If you are presenting: bring your 4–5 slides printed (one per sheet) and mount them on the wall — mounting putty will be provided. Stand by your poster for the full 35 minutes. Give a 3-minute walk-through when visitors arrive, then take questions. You will present multiple times to different visitors. Three minutes goes fast — roughly 45 seconds per slide. Practice out loud. Do not read from the slides.

If you are touring: complete a Canvas/Gradescope entry for each group you visit across both sessions (see Peer Feedback below). Think comparatively — are there patterns across experiments? Do different groups converge on similar conclusions or tell different stories?


Grading (100 points + 20 pts peer feedback)

All project assignments count toward the weekly work category.

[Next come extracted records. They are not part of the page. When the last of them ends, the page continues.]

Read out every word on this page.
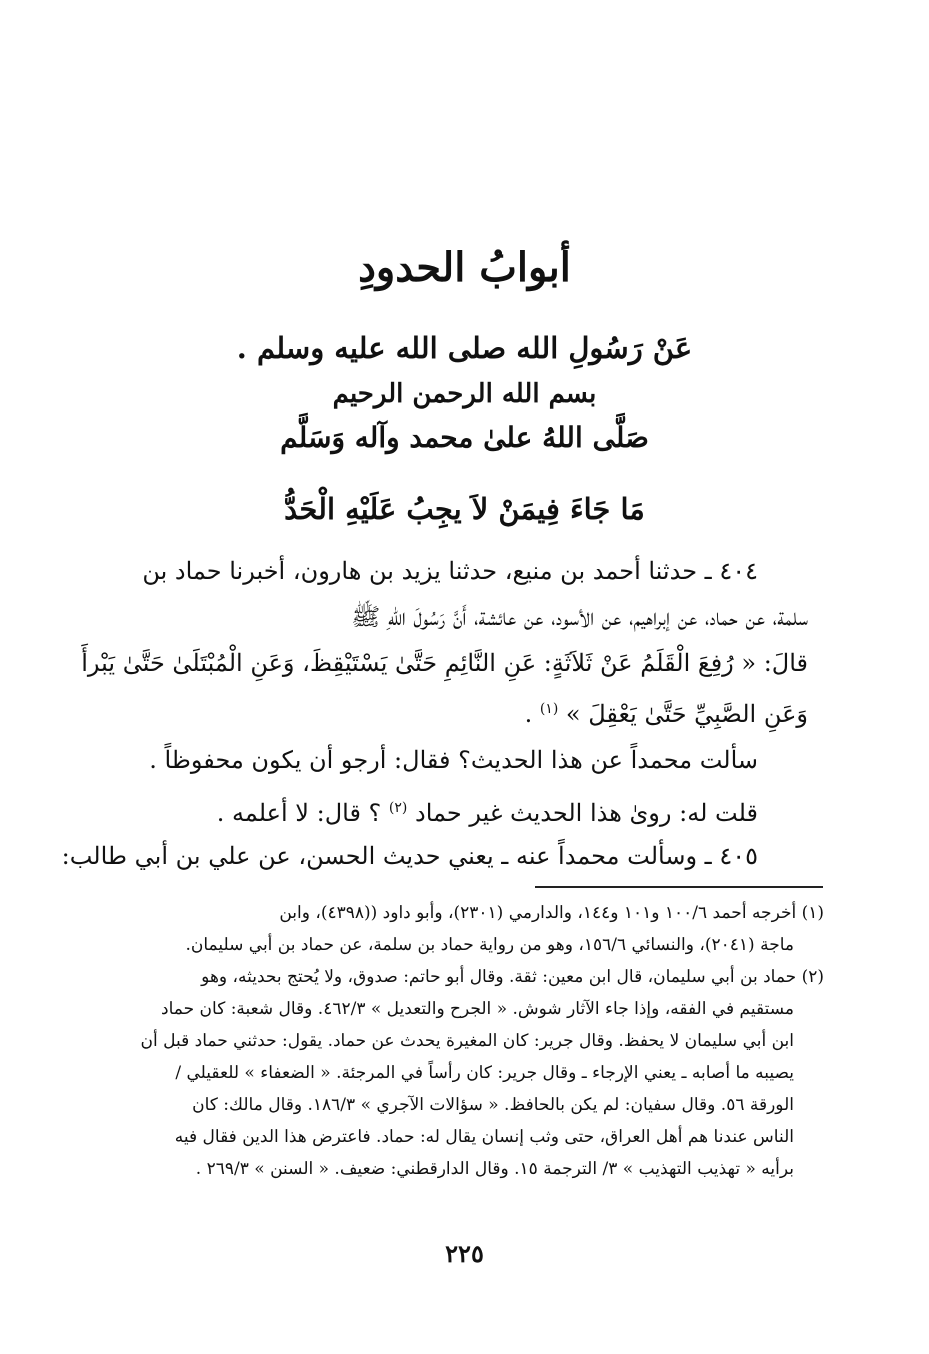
أبوابُ الحدودِ
عَنْ رَسُولِ الله صلى الله عليه وسلم .
بسم الله الرحمن الرحيم
صَلَّى اللهُ علىٰ محمد وآله وَسَلَّم
مَا جَاءَ فِيمَنْ لاَ يجِبُ عَلَيْهِ الْحَدُّ
٤٠٤ ـ حدثنا أحمد بن منيع، حدثنا يزيد بن هارون، أخبرنا حماد بن
سلمة، عن حماد، عن إبراهيم، عن الأسود، عن عائشة، أَنَّ رَسُولَ اللهِ ﷺ
قالَ: « رُفِعَ الْقَلَمُ عَنْ ثَلاَثَةٍ: عَنِ النَّائِمِ حَتَّىٰ يَسْتَيْقِظَ، وَعَنِ الْمُبْتَلَىٰ حَتَّىٰ يَبْرأَ
وَعَنِ الصَّبِيِّ حَتَّىٰ يَعْقِلَ » $^{(١)}$ .
سألت محمداً عن هذا الحديث؟ فقال: أرجو أن يكون محفوظاً .
قلت له: رویٰ هذا الحديث غير حماد $^{(٢)}$ ؟ قال: لا أعلمه .
٤٠٥ ـ وسألت محمداً عنه ـ يعني حديث الحسن، عن علي بن أبي طالب:
(١) أخرجه أحمد ١٠٠/٦ و١٠١ و١٤٤، والدارمي (٢٣٠١)، وأبو داود ((٤٣٩٨)، وابن
ماجة (٢٠٤١)، والنسائي ١٥٦/٦، وهو من رواية حماد بن سلمة، عن حماد بن أبي سليمان.
(٢) حماد بن أبي سليمان، قال ابن معين: ثقة. وقال أبو حاتم: صدوق، ولا يُحتج بحديثه، وهو
مستقيم في الفقه، وإذا جاء الآثار شوش. « الجرح والتعديل » ٤٦٢/٣. وقال شعبة: كان حماد
ابن أبي سليمان لا يحفظ. وقال جرير: كان المغيرة يحدث عن حماد. يقول: حدثني حماد قبل أن
يصيبه ما أصابه ـ يعني الإرجاء ـ وقال جرير: كان رأساً في المرجئة. « الضعفاء » للعقيلي /
الورقة ٥٦. وقال سفيان: لم يكن بالحافظ. « سؤالات الآجري » ١٨٦/٣. وقال مالك: كان
الناس عندنا هم أهل العراق، حتى وثب إنسان يقال له: حماد. فاعترض هذا الدين فقال فيه
برأيه « تهذيب التهذيب » ٣/ الترجمة ١٥. وقال الدارقطني: ضعيف. « السنن » ٢٦٩/٣ .
٢٢٥
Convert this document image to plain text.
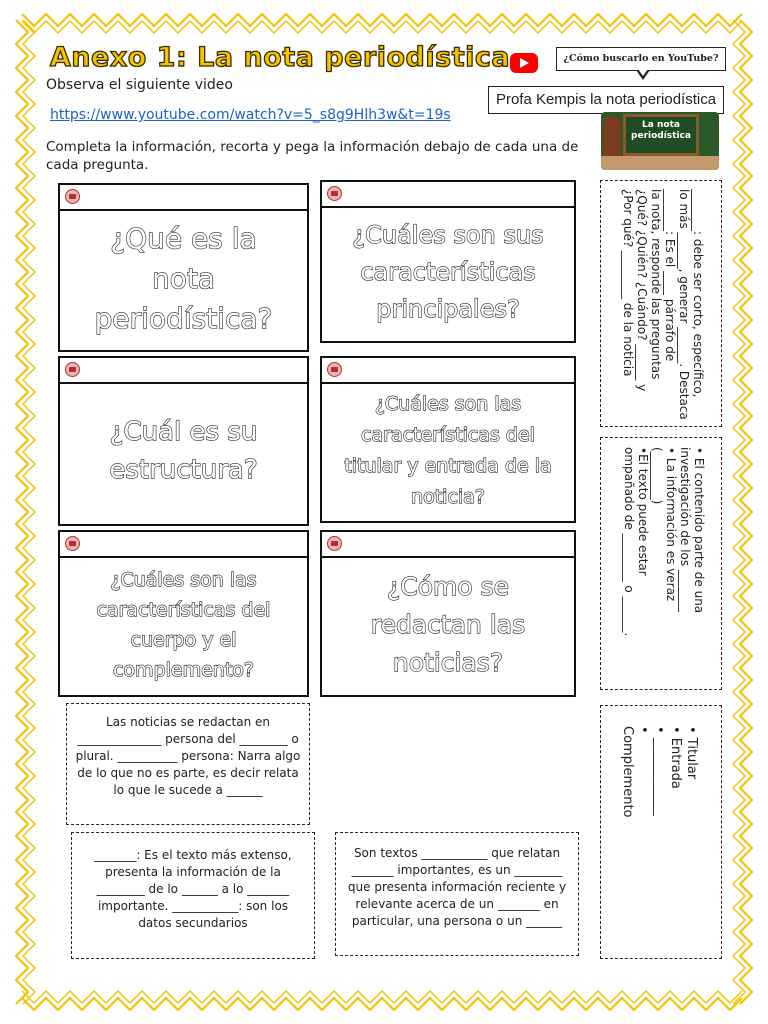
Anexo 1: La nota periodística
Observa el siguiente video
https://www.youtube.com/watch?v=5_s8g9Hlh3w&t=19s
Completa la información, recorta y pega la información debajo de cada una de cada pregunta.
¿Cómo buscarlo en YouTube?
Profa Kempis la nota periodística
La nota periodística
¿Qué es la nota periodística?
¿Cuáles son sus características principales?
¿Cuál es su estructura?
¿Cuáles son las características del titular y entrada de la noticia?
¿Cuáles son las características del cuerpo y el complemento?
¿Cómo se redactan las noticias?
Las noticias se redactan en ______________ persona del ________ o plural. __________ persona: Narra algo de lo que no es parte, es decir relata lo que le sucede a ______
_______: Es el texto más extenso, presenta la información de la ________ de lo ______ a lo _______ importante. ___________: son los datos secundarios
Son textos ___________ que relatan _______ importantes, es un ________ que presenta información reciente y relevante acerca de un _______ en particular, una persona o un ______
_______: debe ser corto, específico,
lo más ______, generar ______. Destaca
_______: Es el ____ párrafo de
la nota, responde las preguntas
¿Qué? ¿Quién? ¿Cuándo? ______ y
¿Por qué? ________ de la noticia
• El contenido parte de una
investigación de los _______
• La información es veraz
(________)
•El texto puede estar
ompañado de ________ o ______.
• Titular
• Entrada
• ____________
•
Complemento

Research quality — 50 points

  • Hypothesis & framing (10 pts): Specific, testable hypothesis with a predicted direction; explicit connection to at least one course theme (Marr’s levels, aggregate vs. trial-level, divergence problem, autoregressive artifacts, etc.)
  • Experiment design (15 pts): Reproducible protocol; explicit treatment of at least one confound with a mitigation strategy; both open-weight and frontier model runs; appropriate number of trials.
  • Results & analysis (25 pts): At least one comparison to human data from the literature; model-to-model comparison.

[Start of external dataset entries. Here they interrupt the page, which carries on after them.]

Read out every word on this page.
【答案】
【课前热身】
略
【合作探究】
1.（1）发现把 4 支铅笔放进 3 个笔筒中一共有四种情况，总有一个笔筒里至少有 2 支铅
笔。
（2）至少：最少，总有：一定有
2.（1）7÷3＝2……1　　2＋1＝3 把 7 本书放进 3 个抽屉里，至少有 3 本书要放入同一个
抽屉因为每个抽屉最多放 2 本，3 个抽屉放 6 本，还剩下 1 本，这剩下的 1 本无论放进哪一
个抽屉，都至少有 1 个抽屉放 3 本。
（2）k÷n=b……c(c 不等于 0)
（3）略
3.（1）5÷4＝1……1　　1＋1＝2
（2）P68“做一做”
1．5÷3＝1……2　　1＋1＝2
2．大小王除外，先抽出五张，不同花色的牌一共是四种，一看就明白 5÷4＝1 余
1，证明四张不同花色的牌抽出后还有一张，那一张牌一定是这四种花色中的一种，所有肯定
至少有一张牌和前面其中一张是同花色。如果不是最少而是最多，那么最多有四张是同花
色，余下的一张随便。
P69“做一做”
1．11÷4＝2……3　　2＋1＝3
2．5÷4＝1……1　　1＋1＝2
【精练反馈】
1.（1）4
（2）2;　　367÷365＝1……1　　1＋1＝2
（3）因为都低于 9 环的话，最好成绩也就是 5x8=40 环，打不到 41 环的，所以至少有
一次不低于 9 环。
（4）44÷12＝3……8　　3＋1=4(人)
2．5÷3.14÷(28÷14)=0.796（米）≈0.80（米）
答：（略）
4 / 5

Written poster — 25 points

  • Conclusions & scientific narrative (15 pts): Findings synthesized into a coherent story; identifies what Marr level the experiment speaks to; honest acknowledgment of limitations; genuine follow-up questions.
  • Visual design & clarity (10 pts): Figures with labeled axes and captions; layout readable at a glance; one clear idea per slide.

Oral presentation — 25 points

Both partners are expected to be able to present the work independently.

  • Clarity and delivery (15 pts): Walk-through covers all 4 slides in ~3 min; narrative is clear to someone unfamiliar with the task; visuals support the explanation.
  • Depth and Q&A (10 pts): Responses show genuine understanding of the experiment, the confounds, and the course themes; uncertainty acknowledged where appropriate.

Peer feedback — 20 points

Due end of day Thursday April 9, submitted on Canvas/Gradescope (link shared on Ed before class). While touring, complete one entry for each group you visit — cover both sessions (April 7 and April 9), minimum 5 groups total. For each group, rate three components on a 1–5 scale and write 1–2 sentences: research quality (hypothesis, experiment design, results), written poster (scientific narrative, conclusions, visual clarity), and oral presentation (walk-through clarity, depth of answers). Also answer: one thing that surprised you, or a question you’d want them to pursue. Peer feedback is graded on quality, not just completion — generic comments will not earn full credit.


Resources

  • Demo notebook: github.com/TekinGunasar/CPSY-1950-Project-Demo — complete example with NLL alignment scoring and open-environment simulation.
  • Psych-101 dataset: marcelbinz/Psych-101 on HuggingFace — 160 experiments, 60,092 participants, trial-by-trial natural language transcripts.
  • API access: CCV LiteLLM endpoint + API key sent to your Brown email via Virtu.
  • Questions: Post on Ed Discussion — this is the primary channel for all project questions. Office hours: Wednesdays 1:00–2:00 pm, Carney Innovation Hub Room 402.